It has been precisely 365 days since I’ve started meditating, so I thought a quick write-up would be in order.
Now, when I say meditate, I should be specific – I’ve been sitting on the floor with my eyes shut for 20 minutes every day, for a full year – that’s pretty much it! That, and the helpful audio instructions from the headspace app in my phone. Nothing crazy – it just tells you to sit down, and close your eyes, and it guides you through a routine, from scanning your surroundings, to scanning how you feel, to focus just on your breath, and then to focus on nothing at all, and then it brings you back.
The realisation that, in the confines of your home and the beforehand set timespan, you are safe to let go of all your worries, and that for that moment there is just you and you alone, and everything else can wait, is what has kept me coming back each day ever since.
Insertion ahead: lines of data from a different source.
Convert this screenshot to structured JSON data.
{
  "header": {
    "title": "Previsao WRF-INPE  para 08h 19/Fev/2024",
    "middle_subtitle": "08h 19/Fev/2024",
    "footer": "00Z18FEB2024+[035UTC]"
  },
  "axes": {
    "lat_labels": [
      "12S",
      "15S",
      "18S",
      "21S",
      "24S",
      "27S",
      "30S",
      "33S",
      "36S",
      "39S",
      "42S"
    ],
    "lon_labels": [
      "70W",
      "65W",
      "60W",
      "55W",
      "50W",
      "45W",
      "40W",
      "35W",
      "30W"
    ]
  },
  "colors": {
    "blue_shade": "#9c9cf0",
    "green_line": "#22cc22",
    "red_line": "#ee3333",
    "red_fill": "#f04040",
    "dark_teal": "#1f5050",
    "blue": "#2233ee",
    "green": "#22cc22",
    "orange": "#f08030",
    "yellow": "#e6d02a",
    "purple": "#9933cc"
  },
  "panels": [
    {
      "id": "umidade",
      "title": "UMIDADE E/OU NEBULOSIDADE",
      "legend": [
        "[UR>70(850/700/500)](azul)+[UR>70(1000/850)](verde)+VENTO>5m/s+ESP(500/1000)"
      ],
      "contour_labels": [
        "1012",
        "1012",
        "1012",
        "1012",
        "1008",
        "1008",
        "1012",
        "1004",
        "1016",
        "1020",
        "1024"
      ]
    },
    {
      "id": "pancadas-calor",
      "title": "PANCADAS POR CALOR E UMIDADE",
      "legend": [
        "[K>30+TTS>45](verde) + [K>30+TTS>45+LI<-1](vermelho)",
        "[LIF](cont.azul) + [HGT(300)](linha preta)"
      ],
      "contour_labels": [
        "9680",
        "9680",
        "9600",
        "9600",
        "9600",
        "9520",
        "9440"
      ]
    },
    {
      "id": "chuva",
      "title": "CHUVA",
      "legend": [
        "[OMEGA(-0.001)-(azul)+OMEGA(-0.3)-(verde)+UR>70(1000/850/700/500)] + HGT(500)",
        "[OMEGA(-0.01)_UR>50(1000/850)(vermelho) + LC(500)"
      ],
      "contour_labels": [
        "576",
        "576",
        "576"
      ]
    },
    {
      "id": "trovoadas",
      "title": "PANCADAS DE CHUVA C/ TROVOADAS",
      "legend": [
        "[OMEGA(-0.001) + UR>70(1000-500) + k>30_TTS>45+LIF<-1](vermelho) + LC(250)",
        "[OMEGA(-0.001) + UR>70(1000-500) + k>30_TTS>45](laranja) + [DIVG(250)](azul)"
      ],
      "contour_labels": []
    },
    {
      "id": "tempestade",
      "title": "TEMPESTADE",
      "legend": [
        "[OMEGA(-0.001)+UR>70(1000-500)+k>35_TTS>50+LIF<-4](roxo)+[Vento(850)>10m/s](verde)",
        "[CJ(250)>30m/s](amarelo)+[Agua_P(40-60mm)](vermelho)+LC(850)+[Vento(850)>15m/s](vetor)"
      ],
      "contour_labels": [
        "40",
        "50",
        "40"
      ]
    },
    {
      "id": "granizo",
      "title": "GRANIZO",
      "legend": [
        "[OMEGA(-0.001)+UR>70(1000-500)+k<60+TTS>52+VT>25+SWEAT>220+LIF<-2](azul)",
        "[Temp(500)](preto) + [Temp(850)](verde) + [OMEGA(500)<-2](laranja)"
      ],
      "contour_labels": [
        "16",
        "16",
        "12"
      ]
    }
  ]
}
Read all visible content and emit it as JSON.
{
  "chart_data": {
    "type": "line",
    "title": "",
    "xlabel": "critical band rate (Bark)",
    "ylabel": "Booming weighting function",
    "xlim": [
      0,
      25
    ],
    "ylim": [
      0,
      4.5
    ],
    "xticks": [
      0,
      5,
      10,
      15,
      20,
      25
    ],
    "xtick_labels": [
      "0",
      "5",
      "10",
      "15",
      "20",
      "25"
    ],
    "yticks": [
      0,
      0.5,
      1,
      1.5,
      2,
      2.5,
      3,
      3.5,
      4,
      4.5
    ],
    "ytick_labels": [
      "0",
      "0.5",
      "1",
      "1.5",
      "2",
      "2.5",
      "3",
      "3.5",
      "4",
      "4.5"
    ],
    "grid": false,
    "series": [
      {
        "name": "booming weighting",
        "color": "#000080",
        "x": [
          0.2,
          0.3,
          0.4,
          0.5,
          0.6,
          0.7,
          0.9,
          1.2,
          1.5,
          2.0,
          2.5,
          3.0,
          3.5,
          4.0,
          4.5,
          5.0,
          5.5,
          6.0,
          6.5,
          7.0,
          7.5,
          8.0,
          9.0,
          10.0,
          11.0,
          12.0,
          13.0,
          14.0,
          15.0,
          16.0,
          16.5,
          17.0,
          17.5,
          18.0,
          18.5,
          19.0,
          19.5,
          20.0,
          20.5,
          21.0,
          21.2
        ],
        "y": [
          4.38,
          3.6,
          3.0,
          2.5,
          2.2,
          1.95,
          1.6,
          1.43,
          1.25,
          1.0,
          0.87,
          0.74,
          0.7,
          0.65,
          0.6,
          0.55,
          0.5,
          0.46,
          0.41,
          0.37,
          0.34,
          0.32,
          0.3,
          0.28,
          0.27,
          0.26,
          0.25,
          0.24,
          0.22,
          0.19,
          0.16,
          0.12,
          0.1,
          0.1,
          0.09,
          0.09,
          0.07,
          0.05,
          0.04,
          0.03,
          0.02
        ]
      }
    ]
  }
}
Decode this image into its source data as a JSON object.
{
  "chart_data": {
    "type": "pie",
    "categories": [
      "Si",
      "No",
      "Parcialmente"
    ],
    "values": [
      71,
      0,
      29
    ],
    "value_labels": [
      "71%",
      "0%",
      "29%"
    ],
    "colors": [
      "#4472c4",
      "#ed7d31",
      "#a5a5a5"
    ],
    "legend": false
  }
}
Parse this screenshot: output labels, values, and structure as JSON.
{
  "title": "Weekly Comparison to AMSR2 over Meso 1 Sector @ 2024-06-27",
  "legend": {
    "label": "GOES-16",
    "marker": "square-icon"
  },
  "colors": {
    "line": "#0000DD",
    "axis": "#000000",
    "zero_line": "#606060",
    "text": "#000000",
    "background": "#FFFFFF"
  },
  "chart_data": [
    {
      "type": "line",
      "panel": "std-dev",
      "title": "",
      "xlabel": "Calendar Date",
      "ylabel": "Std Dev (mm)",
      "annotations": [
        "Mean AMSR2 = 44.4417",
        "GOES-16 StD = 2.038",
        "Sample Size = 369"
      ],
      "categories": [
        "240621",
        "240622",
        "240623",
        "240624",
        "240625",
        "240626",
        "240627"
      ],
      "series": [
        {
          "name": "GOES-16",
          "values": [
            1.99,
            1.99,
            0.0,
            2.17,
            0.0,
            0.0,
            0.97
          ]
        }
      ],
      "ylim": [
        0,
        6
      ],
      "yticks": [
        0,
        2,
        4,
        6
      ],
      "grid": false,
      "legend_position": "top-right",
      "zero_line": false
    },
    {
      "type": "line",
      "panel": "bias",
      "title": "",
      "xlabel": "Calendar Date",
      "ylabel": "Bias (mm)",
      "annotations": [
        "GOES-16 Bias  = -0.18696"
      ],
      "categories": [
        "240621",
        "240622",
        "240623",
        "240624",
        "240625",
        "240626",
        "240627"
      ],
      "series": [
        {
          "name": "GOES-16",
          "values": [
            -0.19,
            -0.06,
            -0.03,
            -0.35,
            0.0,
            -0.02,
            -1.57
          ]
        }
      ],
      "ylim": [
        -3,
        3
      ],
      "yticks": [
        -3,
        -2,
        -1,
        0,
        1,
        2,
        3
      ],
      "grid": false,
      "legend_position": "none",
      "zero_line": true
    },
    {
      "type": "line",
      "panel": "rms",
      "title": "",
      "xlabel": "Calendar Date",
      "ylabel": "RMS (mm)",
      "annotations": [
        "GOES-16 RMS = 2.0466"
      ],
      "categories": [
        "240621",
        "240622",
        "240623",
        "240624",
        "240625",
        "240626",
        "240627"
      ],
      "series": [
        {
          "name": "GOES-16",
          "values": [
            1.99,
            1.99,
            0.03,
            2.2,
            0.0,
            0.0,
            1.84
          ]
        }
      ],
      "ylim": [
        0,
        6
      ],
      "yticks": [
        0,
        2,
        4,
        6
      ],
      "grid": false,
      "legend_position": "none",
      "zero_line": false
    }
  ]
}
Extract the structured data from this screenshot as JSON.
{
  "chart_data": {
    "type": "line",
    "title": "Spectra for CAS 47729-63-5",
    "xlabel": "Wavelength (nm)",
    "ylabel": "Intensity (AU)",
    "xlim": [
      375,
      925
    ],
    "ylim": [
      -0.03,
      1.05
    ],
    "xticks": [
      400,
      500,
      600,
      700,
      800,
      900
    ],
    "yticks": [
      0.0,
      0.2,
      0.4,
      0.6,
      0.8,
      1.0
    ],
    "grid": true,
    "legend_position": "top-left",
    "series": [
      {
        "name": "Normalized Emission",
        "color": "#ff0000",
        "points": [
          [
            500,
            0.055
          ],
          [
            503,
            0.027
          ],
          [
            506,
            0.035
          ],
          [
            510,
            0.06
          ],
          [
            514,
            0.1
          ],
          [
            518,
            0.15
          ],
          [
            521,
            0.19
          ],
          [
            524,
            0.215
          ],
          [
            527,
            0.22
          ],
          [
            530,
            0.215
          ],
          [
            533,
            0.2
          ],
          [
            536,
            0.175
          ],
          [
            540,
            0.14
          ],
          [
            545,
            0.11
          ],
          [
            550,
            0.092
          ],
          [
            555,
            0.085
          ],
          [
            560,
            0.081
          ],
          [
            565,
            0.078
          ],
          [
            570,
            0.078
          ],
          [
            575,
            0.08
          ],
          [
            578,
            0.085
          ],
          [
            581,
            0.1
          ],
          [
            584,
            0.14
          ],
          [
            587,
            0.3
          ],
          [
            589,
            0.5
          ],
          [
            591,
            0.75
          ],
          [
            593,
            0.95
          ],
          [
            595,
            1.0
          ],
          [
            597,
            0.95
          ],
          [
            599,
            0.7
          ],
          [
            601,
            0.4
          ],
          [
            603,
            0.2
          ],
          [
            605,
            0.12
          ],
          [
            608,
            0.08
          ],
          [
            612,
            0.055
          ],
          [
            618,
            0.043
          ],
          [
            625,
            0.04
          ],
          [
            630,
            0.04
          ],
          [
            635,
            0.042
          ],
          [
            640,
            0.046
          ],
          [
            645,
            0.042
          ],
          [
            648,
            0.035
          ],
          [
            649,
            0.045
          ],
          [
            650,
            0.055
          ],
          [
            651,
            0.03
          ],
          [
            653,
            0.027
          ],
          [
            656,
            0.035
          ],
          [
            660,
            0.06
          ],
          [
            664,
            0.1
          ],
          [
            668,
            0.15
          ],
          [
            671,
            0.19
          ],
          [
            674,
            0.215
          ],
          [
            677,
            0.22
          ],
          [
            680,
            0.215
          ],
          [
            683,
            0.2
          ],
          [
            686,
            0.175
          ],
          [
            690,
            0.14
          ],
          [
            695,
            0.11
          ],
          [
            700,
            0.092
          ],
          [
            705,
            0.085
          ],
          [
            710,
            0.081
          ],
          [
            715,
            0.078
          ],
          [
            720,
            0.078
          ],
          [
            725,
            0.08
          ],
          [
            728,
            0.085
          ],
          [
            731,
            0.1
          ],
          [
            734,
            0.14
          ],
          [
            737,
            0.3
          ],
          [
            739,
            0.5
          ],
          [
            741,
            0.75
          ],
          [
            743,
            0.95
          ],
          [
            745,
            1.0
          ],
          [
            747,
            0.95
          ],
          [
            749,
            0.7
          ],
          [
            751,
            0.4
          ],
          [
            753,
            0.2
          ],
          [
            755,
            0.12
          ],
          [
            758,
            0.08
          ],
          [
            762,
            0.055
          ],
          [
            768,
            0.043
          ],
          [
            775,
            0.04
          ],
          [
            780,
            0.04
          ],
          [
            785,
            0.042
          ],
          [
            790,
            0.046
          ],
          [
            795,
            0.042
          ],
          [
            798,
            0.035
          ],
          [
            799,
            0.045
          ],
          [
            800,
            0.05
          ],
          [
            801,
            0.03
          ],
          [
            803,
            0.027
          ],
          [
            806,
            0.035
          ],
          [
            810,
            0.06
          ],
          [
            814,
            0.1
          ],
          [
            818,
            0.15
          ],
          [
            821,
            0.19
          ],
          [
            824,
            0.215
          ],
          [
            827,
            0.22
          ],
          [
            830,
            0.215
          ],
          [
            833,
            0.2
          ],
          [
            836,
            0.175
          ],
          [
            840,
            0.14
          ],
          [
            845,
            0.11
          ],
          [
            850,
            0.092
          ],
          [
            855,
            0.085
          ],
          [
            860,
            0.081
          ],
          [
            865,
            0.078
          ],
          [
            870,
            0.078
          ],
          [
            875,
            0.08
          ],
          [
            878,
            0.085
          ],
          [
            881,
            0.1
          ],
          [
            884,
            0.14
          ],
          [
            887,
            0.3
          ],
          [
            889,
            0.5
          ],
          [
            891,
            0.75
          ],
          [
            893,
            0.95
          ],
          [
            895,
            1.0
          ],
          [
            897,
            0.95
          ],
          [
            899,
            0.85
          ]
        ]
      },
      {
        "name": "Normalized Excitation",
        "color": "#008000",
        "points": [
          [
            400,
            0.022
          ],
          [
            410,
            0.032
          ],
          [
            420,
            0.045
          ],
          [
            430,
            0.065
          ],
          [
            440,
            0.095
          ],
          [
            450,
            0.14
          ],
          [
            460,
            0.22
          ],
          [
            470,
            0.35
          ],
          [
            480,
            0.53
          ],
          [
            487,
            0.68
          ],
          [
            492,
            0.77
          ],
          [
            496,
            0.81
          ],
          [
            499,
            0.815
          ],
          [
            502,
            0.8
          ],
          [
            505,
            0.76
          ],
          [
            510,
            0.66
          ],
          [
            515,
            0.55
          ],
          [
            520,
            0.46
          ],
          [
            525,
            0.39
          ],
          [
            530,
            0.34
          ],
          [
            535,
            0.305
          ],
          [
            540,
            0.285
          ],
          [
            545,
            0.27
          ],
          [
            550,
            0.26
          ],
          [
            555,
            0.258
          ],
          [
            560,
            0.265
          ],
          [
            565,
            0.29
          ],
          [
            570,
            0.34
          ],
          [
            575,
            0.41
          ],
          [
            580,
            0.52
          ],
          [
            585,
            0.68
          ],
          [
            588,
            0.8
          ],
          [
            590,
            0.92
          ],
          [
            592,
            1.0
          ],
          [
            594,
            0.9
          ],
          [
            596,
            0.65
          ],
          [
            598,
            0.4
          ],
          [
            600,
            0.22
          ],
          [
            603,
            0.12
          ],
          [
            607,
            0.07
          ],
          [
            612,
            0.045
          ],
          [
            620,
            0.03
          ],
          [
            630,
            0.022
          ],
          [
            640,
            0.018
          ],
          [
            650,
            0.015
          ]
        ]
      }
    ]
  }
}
It’s like dancing like nobody’s watching, without dancing and anybody watching.
It was most intense in the beginning – that feeling of ridiculous impossibility – that I can just sit there and feel good and don’t have to do anything at all. That I am obliged, infact, I told myself, to do nothing, and that by doing nothing, I’m doing a favour to everyone. The release valve in the head popped off and I laughed and chortled, tears dripping. It seemed preposterous – I felt like I’m cheating- nobody has time for that. But it felt like drinking the nectar of the gods.
As time goes, of course, you get accustomed, but that time for yourself – just yourself alone – that doesn’t go anywhere. And as days keep going by, you start to find more time for yourself in those moments that seemed busy before. Instead of walking your dog and thinking about work, you just walk your dog, suddenly. And you look at the hill and you see just the hill, and you feel the wind, and somebody has not picked up their dog’s poop and you look at that and think – that’s a dog’s poop, and then you move on, and you think – I’m Zen as fuck now, and you are at least a bit more Zen as fuck as you were. Here’s that buzzy word – mindfulness – it’s kinda pretty awesome.
Ok, but so what does that mean – meditating 20 minutes a day for a year – have I changed? A bit. But not in any way you’d expect. What people sometimes expect, is that I’d become more like what they want me to become like, whatever it is. I’m still very myself though. Bit more awesome, of course. Bit more content, bit more understanding, bit more kind, bit more easy going, and a bit more creative.
And, I hate to break it to you, but I still can’t levitate.